Capricórnio - Plinio Fuentes


Aquário - Pablo Mayer


Áries - Eduardo Arruda

02 novembro, 2010

Coleção Chico Buarque

___Comprar CDs originais de música tornou-se um hábito razoavelmente raro; entendo perfeitamente e não critico quem não compra. CDs costumam ser caros, complicados de serem carregados/armazenados e seu conteúdo pode ser baixado, sem grandes dificuldades, pela internet. Por isso mesmo, atualmente, um dos poucos motivos que podem me levar a comprar um CD de música, é se encontro com ele mais do que apenas música.
___Essa foi, para mim, uma surpresa muito positiva da Coleção Chico Buarque. Convidado pela agência de comunicação e relacionamento digital Grudaemmim para divulgar a Coleção aqui no blog, tomei contato com o primeiro disco. Não só o conteúdo musical é ótimo, como, também, o livreto que acompanha o CD é bastante interessante.
___Deixem-me explicar qual a ideia da coleção. Toda semana é relançado um disco do Chico. Exatamente isso, relançado. Um determinado disco é escolhido (veja cada um deles aqui) e lançado tal qual o original: com as mesmas músicas, ordens, capa (mas, claro, em formato de CD). Além do próprio disco, cada número da coleção vem com um livreto. É aí que está o extra que fez com que eu me empolgasse.

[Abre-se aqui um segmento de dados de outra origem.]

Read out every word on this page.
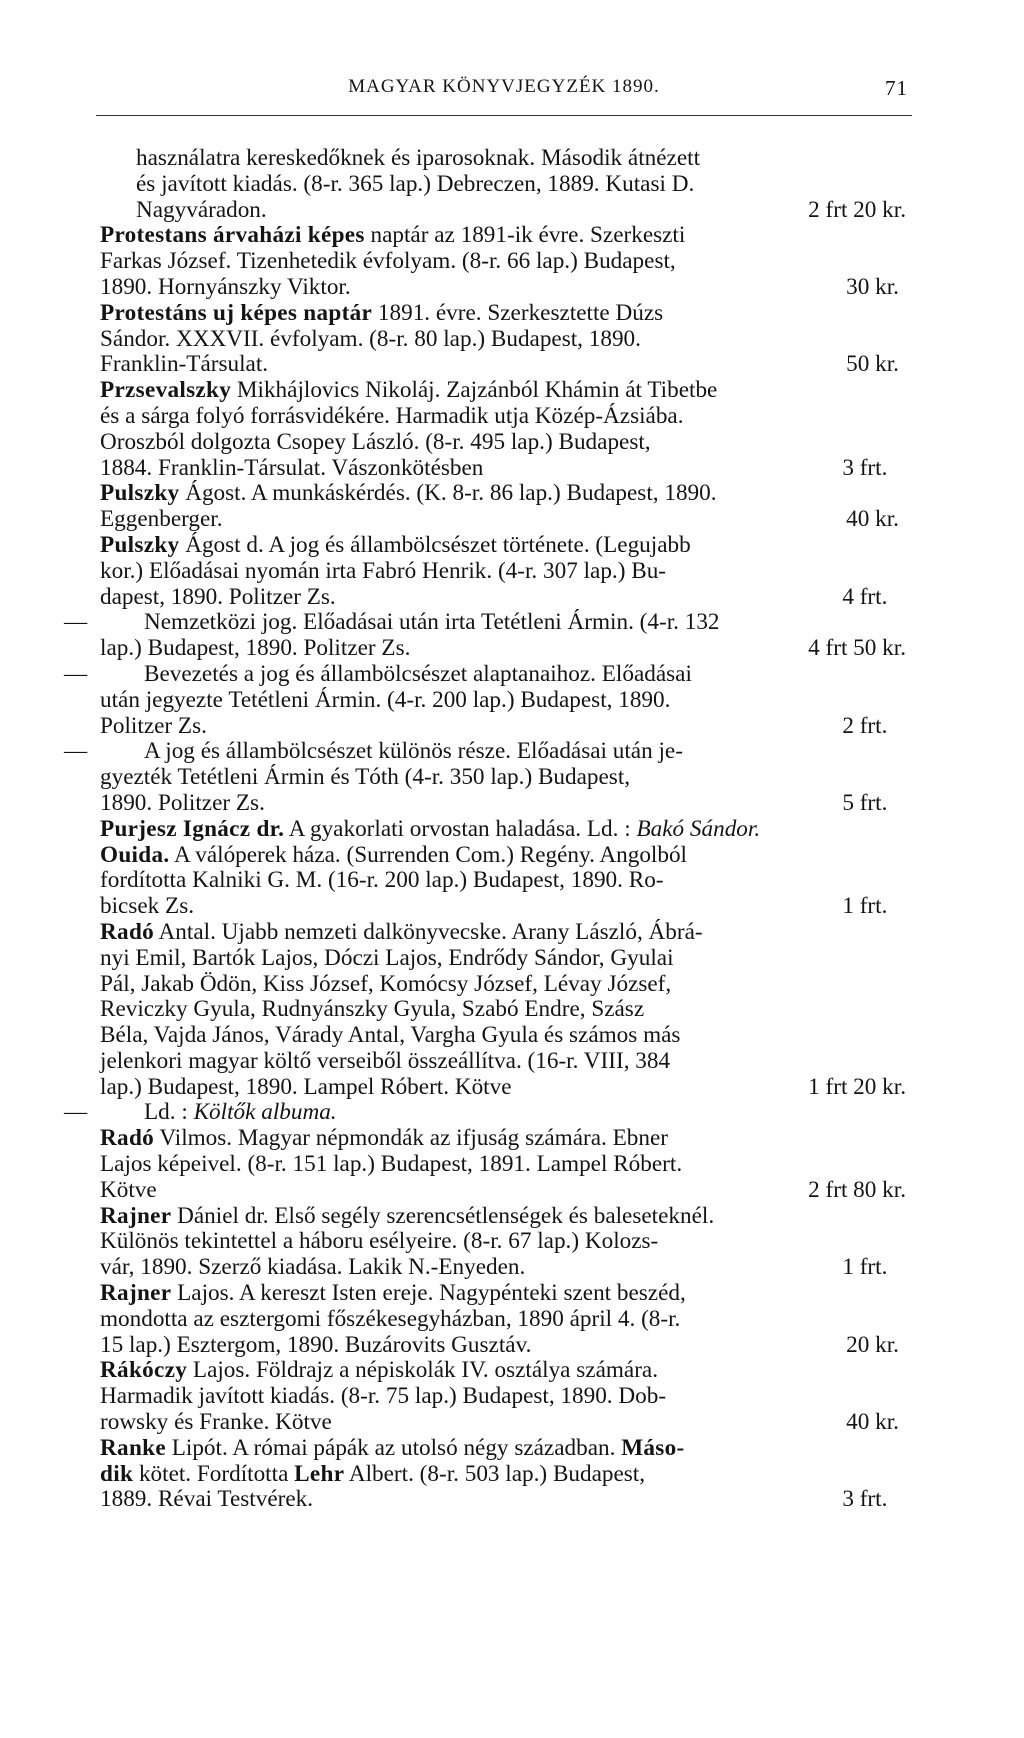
MAGYAR KÖNYVJEGYZÉK 1890.	71
használatra kereskedőknek és iparosoknak. Második átnézett
és javított kiadás. (8-r. 365 lap.) Debreczen, 1889. Kutasi D.
Nagyváradon.	2 frt 20 kr.
Protestans árvaházi képes naptár az 1891-ik évre. Szerkeszti
Farkas József. Tizenhetedik évfolyam. (8-r. 66 lap.) Budapest,
1890. Hornyánszky Viktor.	30 kr.
Protestáns uj képes naptár 1891. évre. Szerkesztette Dúzs
Sándor. XXXVII. évfolyam. (8-r. 80 lap.) Budapest, 1890.
Franklin-Társulat.	50 kr.
Przsevalszky Mikhájlovics Nikoláj. Zajzánból Khámin át Tibetbe
és a sárga folyó forrásvidékére. Harmadik utja Közép-Ázsiába.
Oroszból dolgozta Csopey László. (8-r. 495 lap.) Budapest,
1884. Franklin-Társulat. Vászonkötésben	3 frt.
Pulszky Ágost. A munkáskérdés. (K. 8-r. 86 lap.) Budapest, 1890.
Eggenberger.	40 kr.
Pulszky Ágost d. A jog és állambölcsészet története. (Legujabb
kor.) Előadásai nyomán irta Fabró Henrik. (4-r. 307 lap.) Bu-
dapest, 1890. Politzer Zs.	4 frt.
— Nemzetközi jog. Előadásai után irta Tetétleni Ármin. (4-r. 132
lap.) Budapest, 1890. Politzer Zs.	4 frt 50 kr.
— Bevezetés a jog és állambölcsészet alaptanaihoz. Előadásai
után jegyezte Tetétleni Ármin. (4-r. 200 lap.) Budapest, 1890.
Politzer Zs.	2 frt.
— A jog és állambölcsészet különös része. Előadásai után je-
gyezték Tetétleni Ármin és Tóth (4-r. 350 lap.) Budapest,
1890. Politzer Zs.	5 frt.
Purjesz Ignácz dr. A gyakorlati orvostan haladása. Ld. : Bakó Sándor.
Ouida. A válóperek háza. (Surrenden Com.) Regény. Angolból
fordította Kalniki G. M. (16-r. 200 lap.) Budapest, 1890. Ro-
bicsek Zs.	1 frt.
Radó Antal. Ujabb nemzeti dalkönyvecske. Arany László, Ábrá-
nyi Emil, Bartók Lajos, Dóczi Lajos, Endrődy Sándor, Gyulai
Pál, Jakab Ödön, Kiss József, Komócsy József, Lévay József,
Reviczky Gyula, Rudnyánszky Gyula, Szabó Endre, Szász
Béla, Vajda János, Várady Antal, Vargha Gyula és számos más
jelenkori magyar költő verseiből összeállítva. (16-r. VIII, 384
lap.) Budapest, 1890. Lampel Róbert. Kötve	1 frt 20 kr.
— Ld. : Költők albuma.
Radó Vilmos. Magyar népmondák az ifjuság számára. Ebner
Lajos képeivel. (8-r. 151 lap.) Budapest, 1891. Lampel Róbert.
Kötve	2 frt 80 kr.
Rajner Dániel dr. Első segély szerencsétlenségek és baleseteknél.
Különös tekintettel a háboru esélyeire. (8-r. 67 lap.) Kolozs-
vár, 1890. Szerző kiadása. Lakik N.-Enyeden.	1 frt.
Rajner Lajos. A kereszt Isten ereje. Nagypénteki szent beszéd,
mondotta az esztergomi főszékesegyházban, 1890 ápril 4. (8-r.
15 lap.) Esztergom, 1890. Buzárovits Gusztáv.	20 kr.
Rákóczy Lajos. Földrajz a népiskolák IV. osztálya számára.
Harmadik javított kiadás. (8-r. 75 lap.) Budapest, 1890. Dob-
rowsky és Franke. Kötve	40 kr.
Ranke Lipót. A római pápák az utolsó négy században. Máso-
dik kötet. Fordította Lehr Albert. (8-r. 503 lap.) Budapest,
1889. Révai Testvérek.	3 frt.
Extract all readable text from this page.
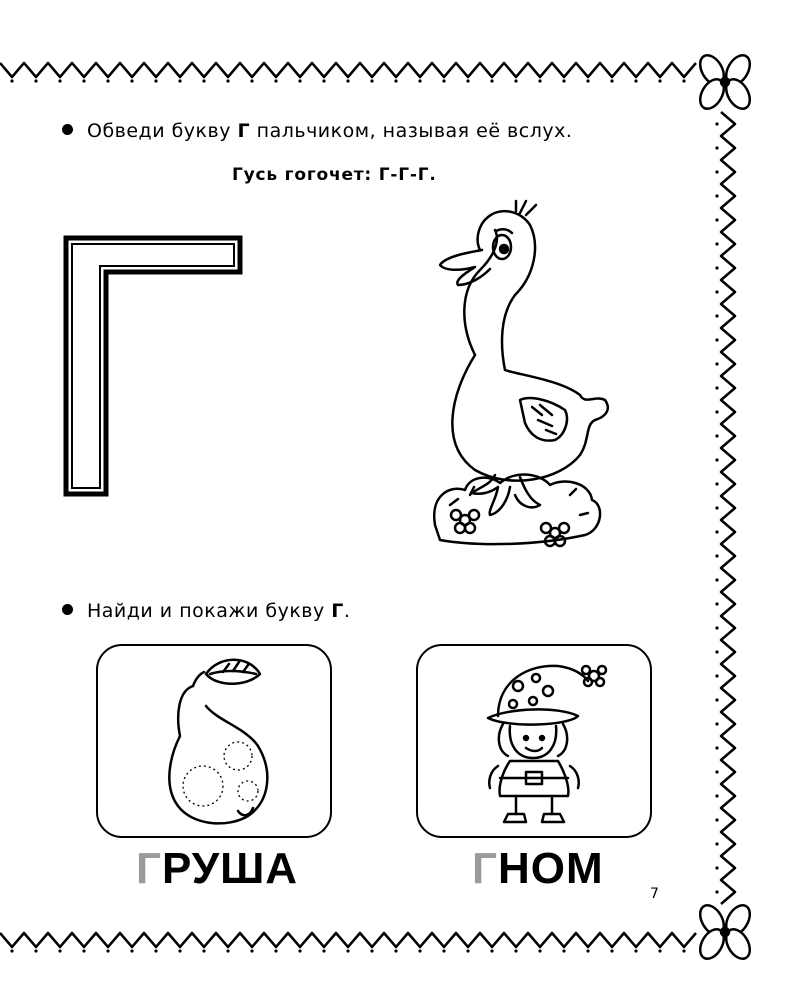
Обведи букву Г пальчиком, называя её вслух.
Гусь гогочет: Г-Г-Г.
Найди и покажи букву Г.
ГРУША	ГНОМ
7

Coleção Chico Buarque - Volume 6


___Cada livrinho conta a história do disco que o acompanha (como foi o lançamento, se as músicas sofreram censura), um pouco da biografia do Chico Buarque e uma seleção interessantíssima de fotografias da época*. Em um curso de História, esse material (com o disco, claro) seria diversão garantida por um bom tempo.
___Quem se interessou, pode adquirir a coleção em bancas de jornal ou no site. Comprando por este link aqui do blog, os leitores recebem um desconto de 20% (maior que o do site da Abril). Quem se interessou, mas não pode gastar, dê uma passada no blog da Coleção; sempre rolam alguns textos interessantes sobre os discos lançados e afins.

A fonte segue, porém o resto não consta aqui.